Sunday, May 28, 2023

THIS TENDER LAND by William Kent Krueger

 


 When Mr. Krueger appeared on a zoom interview last month I had never heard of him.  He cast himself as a “storyteller” and this 2019 novel is all of that and more. It is set in 1932 and gets its historical grounding from a host of atmospheric detail about the great depression, prohibition, and the persecution of native Americans.

The narrator is an older man who speaks through his twelve-year self. Odie and his slightly older brother, Albert, are the only two white boys at a Native American school where they are fed little, worked hard, and punished for any infraction. When Odie commits a serious crime, the two boys decide to flee. They are joined by a native American friend, Mose (who is physically strong but mute), and a little orphan girl named Emmy. Each of the four are alike in their search for some kind of anchor or home within a tender land that seems to change from bountiful to indiscriminately cruel with tornadic fury. 
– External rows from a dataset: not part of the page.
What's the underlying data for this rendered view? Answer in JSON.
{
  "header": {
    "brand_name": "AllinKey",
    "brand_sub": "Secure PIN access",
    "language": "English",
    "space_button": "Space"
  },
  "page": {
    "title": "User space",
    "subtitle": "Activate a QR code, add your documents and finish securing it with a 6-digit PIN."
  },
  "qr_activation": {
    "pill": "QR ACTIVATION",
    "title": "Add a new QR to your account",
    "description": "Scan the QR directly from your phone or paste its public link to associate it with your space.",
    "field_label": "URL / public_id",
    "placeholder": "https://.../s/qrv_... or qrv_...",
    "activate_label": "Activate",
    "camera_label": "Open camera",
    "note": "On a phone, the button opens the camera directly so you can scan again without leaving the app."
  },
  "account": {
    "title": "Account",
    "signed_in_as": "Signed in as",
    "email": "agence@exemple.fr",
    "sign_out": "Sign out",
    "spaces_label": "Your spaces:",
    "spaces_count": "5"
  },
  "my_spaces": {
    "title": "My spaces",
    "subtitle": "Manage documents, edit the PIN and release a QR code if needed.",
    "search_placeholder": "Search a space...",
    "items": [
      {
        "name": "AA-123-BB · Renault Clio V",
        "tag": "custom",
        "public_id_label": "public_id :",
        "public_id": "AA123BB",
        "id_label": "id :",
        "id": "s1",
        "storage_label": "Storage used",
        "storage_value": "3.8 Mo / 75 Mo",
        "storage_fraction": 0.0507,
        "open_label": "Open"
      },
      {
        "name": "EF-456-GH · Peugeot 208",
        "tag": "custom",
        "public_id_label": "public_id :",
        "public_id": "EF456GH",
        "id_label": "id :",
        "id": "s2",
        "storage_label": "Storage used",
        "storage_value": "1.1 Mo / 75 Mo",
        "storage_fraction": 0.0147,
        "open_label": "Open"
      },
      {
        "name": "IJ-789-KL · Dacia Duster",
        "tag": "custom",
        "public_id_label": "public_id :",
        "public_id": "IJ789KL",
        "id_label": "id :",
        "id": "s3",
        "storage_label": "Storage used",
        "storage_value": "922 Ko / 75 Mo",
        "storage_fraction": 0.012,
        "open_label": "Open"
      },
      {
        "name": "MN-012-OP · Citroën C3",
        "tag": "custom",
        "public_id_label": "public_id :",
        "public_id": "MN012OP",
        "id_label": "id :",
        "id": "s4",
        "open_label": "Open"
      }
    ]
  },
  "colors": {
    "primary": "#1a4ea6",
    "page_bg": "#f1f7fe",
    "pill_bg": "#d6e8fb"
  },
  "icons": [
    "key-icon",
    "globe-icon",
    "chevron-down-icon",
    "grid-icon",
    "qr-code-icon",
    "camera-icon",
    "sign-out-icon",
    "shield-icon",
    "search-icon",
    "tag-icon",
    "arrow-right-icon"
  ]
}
The youngsters travel a sequence of rivers in a canoe with the goal of reaching a relative of Odie’s and Albert’s in St. Louis. The water journey takes on symbolic overtones by drawing on elements of both Mark Twain and Homer.  At each stop on their trek the vagabonds meet new friends or new enemies. And always the long arm of the law is never far behind. There are joyful sections when the group meets Sister Eve and her revivalist crusade or a remarkable Hooverville family with a young daughter, but the frightening sections are full of tension and violence.  Even though hope is always around the corner, I guarantee you that the twists at the end will keep you in surprise mode.  

 Although Kreuger is a plotter not a plodder, I would be remiss in not mentioning his evocative prose.  From a number of examples this one will suffice. “The sun, which was the color of a blood orange, hung nailed above the horizon, and long bars of red light came through the gaps in the old barn walls and lay on the brown dirt floor like little streams of hot lava.”

 Krueger lives in Minnesota and has also written a series of detective novels featuring a retired sheriff named Cork O’connor. I am going to check out one of those next. I give this stand-alone a strong 4.5 out of 5.   

 

Monday, May 08, 2023

Book Review THE BOOKSHOP OF YESTERDAYS

 


According to the book jacket, Amy Meyerson teaches creative writing at the University of Southern California and her debut novel, The Bookshop of Yesterdays, is an auspicious one. If you aren’t a lover of bookstores, reading, and the theatre, you may not be as positive as I am, but this combination is a triple threat plus for anyone who is.  

 The main character is Miranda Brooks, who was named after Miranda, Prospero’s daughter, in Shakespeare’s The Tempest.  A passing familiarity with the play will deepen your experience with the book. The novel’s Miranda grows up on the west coast and then moves to the east coast. She teaches history at a private middle school and lives with a young gym teacher from the same school.  Her name seems to originate from an early close relationship with her uncle Billy, who owned a bookstore in Los Angeles called Prospero Books. He would often take the young Miranda there and gave her a love of books and reading. One of his teaching tools was to create complicated  literary scavenger hunts for her amusement. 

 

When Miranda was twelve years old, her mother and her uncle Billy had a strange falling out and Billy disappears from the young girl’s life. Sixteen years pass and then Uncle Billy dies and bequeaths Prospero Books to her. Miranda returns to the west coast for Billy’s funeral and discovers she has inherited a failing bookstore (What Indie is not on the verge of failing?) and a complicated literary scavenger hunt put together by her long absent uncle. From here on the book concentrates on Miranda’s attempts to save the bookstore from bankruptcy while trying to re-find a relationship with her mother, find a new life for herself, and unravel her uncle’s mysterious connection to her.

 

The clues are buried mostly in a group of classic novels. At one time or another you will join Miranda in searching the pages of Jane Eyre, Frankenstein, Alice’s Adventures in Wonderland, The Fear of Flying, and The Grapes of Wrath, to mention just a few. I picked up the solution to the mystery early on, but the enjoyment of the search itself kept me going. I’m even going to make a guess that the author may have planned for that to happen so that we could also enjoy the pearls of wisdom dropped along the way. Early on, one of Billy’s cryptic notes says, “Understanding prepares us for the future. Remember that. It’s the only way to make us safer.” Another early item had an even greater impact on me. I am currently engaged in writing a family history and dealing with some uncomfortable times. Miranda states firmly in the early pages that “Every family has its unspoken stories. Billy was ours.”  Toward the end I also loved a part when Miranda is recalling what her father once said about baseball. As you settle into the batter’s box you have to look the pitcher in the eye. This tells him you aren’t afraid. “Baseball is like the rest of life . . . You have to decide how you want to be.” She might also have said that most of life is a search.

 

You can read The Bookshop of Yesterdays as a coming of age story, a romance, a mystery, a loving literary feast, or maybe all of the above. I give it a 4.5 of five and encourage Ms. Meyerson to keep writing.